For many of us, it is difficult to believe that, even as Bossa Nova prepares to celebrate its 60th birthday this summer, João Gilberto, 87, has been facing financial difficulties and is being pressed in opposite directions by members of his family on whether or not to pay back a R$ 5 million (US$ 1.5 million) loan.
On one side of the argument is Claudia Faissol, the mother of Mr. Gilberto’s youngest daughter. She believes that he should pay back the loan and has reached an agreement with the bank to broker the negotiation.
On the other side are his older sons: João Marcelo and Bebel Gilberto. They believe the contract’s terms are exploitative and that Faissol has ulterior financial motives to settle, and have decided to hire lawyers to try to stop the negotiation.

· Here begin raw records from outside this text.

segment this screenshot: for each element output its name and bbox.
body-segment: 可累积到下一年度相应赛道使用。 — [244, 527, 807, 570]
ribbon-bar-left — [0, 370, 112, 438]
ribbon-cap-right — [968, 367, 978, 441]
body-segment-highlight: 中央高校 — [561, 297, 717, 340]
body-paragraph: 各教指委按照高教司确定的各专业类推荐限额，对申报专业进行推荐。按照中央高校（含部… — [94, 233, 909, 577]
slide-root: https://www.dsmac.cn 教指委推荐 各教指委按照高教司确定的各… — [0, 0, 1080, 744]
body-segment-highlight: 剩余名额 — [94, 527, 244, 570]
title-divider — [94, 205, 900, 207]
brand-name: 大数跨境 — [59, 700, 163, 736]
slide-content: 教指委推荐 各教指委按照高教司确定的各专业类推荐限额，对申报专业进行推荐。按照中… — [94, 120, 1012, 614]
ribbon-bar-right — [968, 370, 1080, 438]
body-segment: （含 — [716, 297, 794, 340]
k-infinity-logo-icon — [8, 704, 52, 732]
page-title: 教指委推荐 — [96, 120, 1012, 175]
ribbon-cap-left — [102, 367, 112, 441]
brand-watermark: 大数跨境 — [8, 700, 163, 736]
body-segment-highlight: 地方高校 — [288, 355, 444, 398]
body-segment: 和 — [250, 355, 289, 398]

“She tricked an elderly man. She belongs in jail”, said João Marcelo Gilberto. “All the rates were settled between the bank and the lawyer who was in charge at the time”, said Ms. Faissol.
In 2013, João Gilberto signed a contract with a bank and a canceled tour back in 2011 led to a time of financial unrest. Since he had been given a million-dollar advance, he was sued and he lost the lawsuit.
The ‘João Gilberto Falls On Hard Times Story’ Could Be A Tragic Loss
The article states, that “According to the contract, the bank now owns 60% of the proceeds from Mr. Gilberto’s first four CDs.”
If we are to believe that the term ‘CD’ means ‘albums’, the these are not just any recordings. João Gilberto’s first four albums comprise the birth of Bossa Nova, including 1959’s ‘Chega de Saudade’, ‘O Amor, O Sorriso E A Flor’ (1960) and ‘Joao Gilberto’ (1961).
João Gilberto had earlier been awarded ownership of the recordings and was in the process of re-mastering them to properly reflect their original sound.